Below function took more than 9 min and consumed all the Ram of system and then system kill all the process. Also CPU utilization during this piece of code is not upto 100% (~85%)

t = time.time()
with concurrent.futures.ProcessPoolExecutor() as executor:
  my_results = executor.map(get_double_value, a)

print(time.time()-t)

I really want to understand:

1) why the code that first split do multiple processing and then run tried multi-threading is not running faster than the code that runs only multiprocessing ?

(I have gone through many post that describe multiprocessing and multi-threading and one of the crux that I got is multi-threading is for I/O process and multiprocessing for CPU processes ? )

2) Is there any better way of doing multi-threading inside multiprocessing for max utilization of allotted core(or CPU) ?

3) Why that last piece of code consumed all the RAM ? Was it due to multi-threading ?

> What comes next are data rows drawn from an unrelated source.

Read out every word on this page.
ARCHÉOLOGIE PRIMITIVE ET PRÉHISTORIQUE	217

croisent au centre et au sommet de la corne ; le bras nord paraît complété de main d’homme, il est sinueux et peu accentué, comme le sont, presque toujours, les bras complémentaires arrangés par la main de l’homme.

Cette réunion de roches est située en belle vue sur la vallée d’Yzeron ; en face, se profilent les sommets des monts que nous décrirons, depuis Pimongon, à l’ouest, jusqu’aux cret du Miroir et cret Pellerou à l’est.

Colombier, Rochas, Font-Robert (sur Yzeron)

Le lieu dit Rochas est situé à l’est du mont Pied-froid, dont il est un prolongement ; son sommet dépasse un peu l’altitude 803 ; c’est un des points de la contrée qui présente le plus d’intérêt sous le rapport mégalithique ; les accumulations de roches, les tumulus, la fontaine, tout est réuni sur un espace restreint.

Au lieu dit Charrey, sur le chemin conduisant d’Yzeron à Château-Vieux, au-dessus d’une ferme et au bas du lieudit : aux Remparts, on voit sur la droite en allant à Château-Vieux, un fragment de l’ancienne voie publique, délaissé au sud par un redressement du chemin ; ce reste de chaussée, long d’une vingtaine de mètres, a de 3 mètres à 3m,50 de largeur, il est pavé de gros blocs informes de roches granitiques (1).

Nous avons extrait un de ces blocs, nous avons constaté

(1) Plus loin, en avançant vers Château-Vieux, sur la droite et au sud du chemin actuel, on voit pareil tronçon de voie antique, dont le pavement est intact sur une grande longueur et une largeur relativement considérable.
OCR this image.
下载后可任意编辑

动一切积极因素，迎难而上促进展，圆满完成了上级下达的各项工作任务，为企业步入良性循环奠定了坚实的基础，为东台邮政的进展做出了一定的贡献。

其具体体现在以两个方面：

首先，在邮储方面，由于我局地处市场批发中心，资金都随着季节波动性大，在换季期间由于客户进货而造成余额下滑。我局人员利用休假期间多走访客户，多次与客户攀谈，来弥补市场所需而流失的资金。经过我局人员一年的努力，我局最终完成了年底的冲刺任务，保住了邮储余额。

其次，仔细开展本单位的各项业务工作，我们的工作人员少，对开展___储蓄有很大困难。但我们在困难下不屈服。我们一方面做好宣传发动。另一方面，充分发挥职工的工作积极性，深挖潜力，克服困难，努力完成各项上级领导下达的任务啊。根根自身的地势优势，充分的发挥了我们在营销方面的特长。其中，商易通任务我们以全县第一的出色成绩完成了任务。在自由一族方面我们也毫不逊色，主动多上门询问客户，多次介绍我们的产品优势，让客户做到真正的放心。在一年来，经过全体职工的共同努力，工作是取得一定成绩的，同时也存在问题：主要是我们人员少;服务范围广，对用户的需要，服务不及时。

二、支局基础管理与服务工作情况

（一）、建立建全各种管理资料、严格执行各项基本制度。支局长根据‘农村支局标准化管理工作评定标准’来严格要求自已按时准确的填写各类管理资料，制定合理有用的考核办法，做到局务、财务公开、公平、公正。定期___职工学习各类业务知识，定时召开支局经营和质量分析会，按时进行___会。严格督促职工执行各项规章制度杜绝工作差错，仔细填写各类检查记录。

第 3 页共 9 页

@Paul My bad, that was by mistake, I have corrected it. Please check now — learner
What version of python are you using? The ThreadPoolExecutor has changed how many workers it's willing to spawn by default in 3.8. — EnticingCanine
For a CPU-bound task, a process per CPU is as efficient as you'll get, assuming the CPU-bound task is large enough to warrant the overhead of starting the processes and transferring the data to them. And threads don't help at all in CPython for a CPU-bound task due to the GIL. — Mark Tolonen

lenik lenik · Accepted Answer · 2020-06-19T15:37:28

As you say: "I have gone through many post that describe multiprocessing and multi-threading and one of the crux that I got is multi-threading is for I/O process and multiprocessing for CPU processes".

You need to figure out, if your program is IO-bound or CPU-bound, then apply the correct method to solve your problem. Applying various methods at random or all together at the same time usually makes things only worse.